Staging Health Monitoring Runbook
Source: docs/operations/staging-health-monitoring-runbook.md
# Staging Health Monitoring Runbook
This runbook covers unattended health monitoring for staging web + API services.
## Scope
- API health endpoint: `GET /health`
- Web health endpoint: `GET /api/health`
- Workflow: `.github/workflows/staging-health-checks.yml`
- Checker script: `scripts/check-staging-health.sh`
## Required Repo Configuration
Set these GitHub repository variables:
```bash
gh variable set STAGING_API_HEALTH_URL --body 'https://<api-domain>/health'
gh variable set STAGING_WEB_HEALTH_URL --body 'https://<web-domain>/api/health'
```
Optional variable for routing ownership in Slack message text:
```bash
gh variable set STAGING_HEALTH_ALERT_OWNER --body 'platform-oncall'
```
Optional Slack webhook secret (reuses existing staging checks channel):
```bash
gh secret set STAGING_CHECKS_SLACK_WEBHOOK_URL --body '<slack-webhook-url>'
```
## Triggering Checks
Manual run:
```bash
gh workflow run 'Staging Health Checks' \
-f timeout_seconds=10 \
-f max_attempts=3 \
-f initial_backoff_seconds=2
```
Watch recent runs:
```bash
gh run list --workflow='staging-health-checks.yml' --limit 10
```
The workflow also runs every 30 minutes on cron.
## Failure Triage
When a run fails:
1. Open the failed workflow run and check the step summary plus `staging-health-checks` artifact (`staging-health.out`, `staging-health.err`).
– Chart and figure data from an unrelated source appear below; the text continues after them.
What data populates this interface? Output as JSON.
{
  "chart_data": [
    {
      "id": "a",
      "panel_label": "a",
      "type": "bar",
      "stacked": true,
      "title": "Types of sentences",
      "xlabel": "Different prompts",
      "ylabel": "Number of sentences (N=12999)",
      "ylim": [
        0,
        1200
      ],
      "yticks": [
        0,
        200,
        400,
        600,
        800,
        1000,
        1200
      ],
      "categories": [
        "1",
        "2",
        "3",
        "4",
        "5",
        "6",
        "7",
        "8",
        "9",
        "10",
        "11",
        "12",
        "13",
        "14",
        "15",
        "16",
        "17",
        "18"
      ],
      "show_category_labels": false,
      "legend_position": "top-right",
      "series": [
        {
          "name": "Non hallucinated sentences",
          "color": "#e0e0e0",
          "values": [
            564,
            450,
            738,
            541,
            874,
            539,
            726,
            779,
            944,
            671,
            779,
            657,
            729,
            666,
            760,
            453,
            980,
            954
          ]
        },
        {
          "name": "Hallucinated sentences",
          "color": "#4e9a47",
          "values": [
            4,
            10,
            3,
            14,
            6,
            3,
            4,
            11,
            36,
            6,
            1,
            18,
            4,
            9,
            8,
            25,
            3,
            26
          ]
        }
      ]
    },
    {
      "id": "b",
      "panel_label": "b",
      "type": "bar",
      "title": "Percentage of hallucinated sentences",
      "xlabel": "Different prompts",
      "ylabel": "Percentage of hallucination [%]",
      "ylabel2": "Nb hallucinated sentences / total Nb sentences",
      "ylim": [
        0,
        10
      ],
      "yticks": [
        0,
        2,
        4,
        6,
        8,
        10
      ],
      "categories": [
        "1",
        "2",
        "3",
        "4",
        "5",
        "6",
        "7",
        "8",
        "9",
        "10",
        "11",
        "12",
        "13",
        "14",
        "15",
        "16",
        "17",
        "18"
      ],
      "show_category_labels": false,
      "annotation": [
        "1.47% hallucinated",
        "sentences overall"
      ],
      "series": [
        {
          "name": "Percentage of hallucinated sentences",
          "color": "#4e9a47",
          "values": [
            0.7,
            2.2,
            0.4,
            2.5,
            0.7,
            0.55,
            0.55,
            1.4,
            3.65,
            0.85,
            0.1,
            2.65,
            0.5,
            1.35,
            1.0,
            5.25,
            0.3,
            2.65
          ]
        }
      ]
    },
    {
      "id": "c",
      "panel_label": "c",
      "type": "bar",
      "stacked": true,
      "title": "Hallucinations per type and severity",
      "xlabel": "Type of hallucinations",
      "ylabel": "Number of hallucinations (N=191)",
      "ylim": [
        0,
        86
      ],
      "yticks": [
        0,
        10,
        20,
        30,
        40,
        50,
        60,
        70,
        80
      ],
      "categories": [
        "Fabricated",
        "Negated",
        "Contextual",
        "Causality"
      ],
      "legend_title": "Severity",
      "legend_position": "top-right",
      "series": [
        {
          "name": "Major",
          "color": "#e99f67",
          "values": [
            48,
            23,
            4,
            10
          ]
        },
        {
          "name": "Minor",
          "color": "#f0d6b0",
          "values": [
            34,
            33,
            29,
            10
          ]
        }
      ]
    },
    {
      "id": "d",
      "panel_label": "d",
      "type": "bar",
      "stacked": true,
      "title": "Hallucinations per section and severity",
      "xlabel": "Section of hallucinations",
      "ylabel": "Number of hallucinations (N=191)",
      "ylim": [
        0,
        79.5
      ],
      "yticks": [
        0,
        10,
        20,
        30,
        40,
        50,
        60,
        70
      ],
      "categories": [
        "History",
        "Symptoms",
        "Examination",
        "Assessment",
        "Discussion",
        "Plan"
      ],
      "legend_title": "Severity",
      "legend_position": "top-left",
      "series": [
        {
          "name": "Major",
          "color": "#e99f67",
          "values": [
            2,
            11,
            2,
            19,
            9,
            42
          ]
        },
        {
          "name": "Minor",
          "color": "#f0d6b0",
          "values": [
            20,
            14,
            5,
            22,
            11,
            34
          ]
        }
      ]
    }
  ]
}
2. Reproduce from local shell:
```bash
scripts/check-staging-health.sh \
--api-url='<api-health-url>' \
--web-url='<web-health-url>' \
--timeout-seconds=10 \
--max-attempts=3 \
--initial-backoff-seconds=2
```
Note: transient transport/edge failures are retried with exponential backoff before the script fails.
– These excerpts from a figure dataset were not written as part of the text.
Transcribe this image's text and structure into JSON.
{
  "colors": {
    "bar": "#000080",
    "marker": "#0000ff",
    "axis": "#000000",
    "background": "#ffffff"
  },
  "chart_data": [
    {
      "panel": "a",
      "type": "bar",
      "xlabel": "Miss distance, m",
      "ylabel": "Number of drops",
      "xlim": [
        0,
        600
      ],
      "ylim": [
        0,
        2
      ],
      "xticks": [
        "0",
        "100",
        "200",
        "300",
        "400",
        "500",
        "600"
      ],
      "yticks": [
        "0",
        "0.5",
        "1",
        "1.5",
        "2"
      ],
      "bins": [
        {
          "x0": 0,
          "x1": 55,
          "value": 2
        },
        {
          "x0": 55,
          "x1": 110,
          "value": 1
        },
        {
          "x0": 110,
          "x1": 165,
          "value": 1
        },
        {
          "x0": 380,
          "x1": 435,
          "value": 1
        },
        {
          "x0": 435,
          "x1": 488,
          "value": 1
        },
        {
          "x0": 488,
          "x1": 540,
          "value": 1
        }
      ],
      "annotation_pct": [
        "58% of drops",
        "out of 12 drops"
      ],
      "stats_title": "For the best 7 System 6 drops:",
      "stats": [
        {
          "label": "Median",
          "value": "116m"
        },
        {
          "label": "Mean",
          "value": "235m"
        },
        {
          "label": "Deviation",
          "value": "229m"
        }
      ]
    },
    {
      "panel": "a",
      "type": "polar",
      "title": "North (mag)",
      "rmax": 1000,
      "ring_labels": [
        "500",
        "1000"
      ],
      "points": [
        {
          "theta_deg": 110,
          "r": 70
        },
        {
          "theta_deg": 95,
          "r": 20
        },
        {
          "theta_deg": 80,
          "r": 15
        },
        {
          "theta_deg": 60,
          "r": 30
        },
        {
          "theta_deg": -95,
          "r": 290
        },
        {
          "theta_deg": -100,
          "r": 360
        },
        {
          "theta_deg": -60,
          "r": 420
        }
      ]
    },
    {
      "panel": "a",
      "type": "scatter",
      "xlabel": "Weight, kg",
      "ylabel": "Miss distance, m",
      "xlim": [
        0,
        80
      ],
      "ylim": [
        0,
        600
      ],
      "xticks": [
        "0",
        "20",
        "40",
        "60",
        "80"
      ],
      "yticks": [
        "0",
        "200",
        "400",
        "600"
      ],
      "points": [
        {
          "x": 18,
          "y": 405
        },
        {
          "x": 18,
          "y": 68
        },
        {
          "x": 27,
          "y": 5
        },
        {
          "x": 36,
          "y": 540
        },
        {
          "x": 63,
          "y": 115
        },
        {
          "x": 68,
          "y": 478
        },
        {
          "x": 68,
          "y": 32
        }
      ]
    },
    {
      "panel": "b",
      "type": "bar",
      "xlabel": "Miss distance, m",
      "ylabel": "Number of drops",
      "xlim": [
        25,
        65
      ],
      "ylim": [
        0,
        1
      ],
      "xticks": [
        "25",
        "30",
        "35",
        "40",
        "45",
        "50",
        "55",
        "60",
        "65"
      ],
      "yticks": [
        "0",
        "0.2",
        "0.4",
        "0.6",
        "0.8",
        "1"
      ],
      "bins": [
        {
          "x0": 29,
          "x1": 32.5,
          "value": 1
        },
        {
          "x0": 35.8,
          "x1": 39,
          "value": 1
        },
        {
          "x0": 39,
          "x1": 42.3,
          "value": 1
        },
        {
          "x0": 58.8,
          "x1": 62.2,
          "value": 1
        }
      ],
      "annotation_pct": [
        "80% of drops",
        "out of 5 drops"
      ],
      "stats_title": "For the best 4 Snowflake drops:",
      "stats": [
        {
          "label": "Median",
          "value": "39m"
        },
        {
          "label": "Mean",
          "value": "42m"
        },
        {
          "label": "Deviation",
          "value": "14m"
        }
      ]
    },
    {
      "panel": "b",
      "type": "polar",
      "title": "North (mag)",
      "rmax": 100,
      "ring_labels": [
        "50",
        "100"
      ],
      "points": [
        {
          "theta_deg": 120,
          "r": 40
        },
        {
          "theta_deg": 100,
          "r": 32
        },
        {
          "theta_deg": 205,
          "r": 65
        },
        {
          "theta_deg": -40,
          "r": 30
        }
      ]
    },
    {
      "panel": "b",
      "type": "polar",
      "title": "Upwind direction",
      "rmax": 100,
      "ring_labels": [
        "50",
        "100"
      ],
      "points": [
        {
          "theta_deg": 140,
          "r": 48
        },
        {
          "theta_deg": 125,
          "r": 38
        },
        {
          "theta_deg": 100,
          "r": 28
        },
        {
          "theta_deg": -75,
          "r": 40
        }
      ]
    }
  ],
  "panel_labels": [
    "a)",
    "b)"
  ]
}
3. Isolate target failure:
```bash
curl -i '<api-health-url>'
curl -i '<web-health-url>'
```
4. If only API fails:
- Check Render deploy status and logs for `rgl8r-staging-api`.
- Verify DB connectivity and env vars (`DATABASE_URL`, Clerk keys, `JWT_*`).
- Redeploy the latest successful commit.
5. If only web fails:
- Check Vercel deployment status and function logs.
- Verify `API_URL`, Clerk vars, and proxy route behavior.
- Redeploy latest successful build.
6. If both fail:
- Check upstream outage (Render/Vercel/network).
- Validate domain and DNS settings for both services.
- Confirm no expired cert/domain misconfiguration.
## Recovery Verification
After remediation, run:
```bash
gh workflow run 'Staging Health Checks' -f timeout_seconds=10
```
Confirm one manual pass and at least one subsequent scheduled pass are green.
## Exit Gate Mapping (P9-C2)
This monitoring lane satisfies the P9-C2 implementation requirements:
- Staging web + API health checks are automated.
- Failures route to Slack when `STAGING_CHECKS_SLACK_WEBHOOK_URL` is set.
- This runbook documents triage and recovery.
Keep a 7-day green run history before marking P9-C2 complete.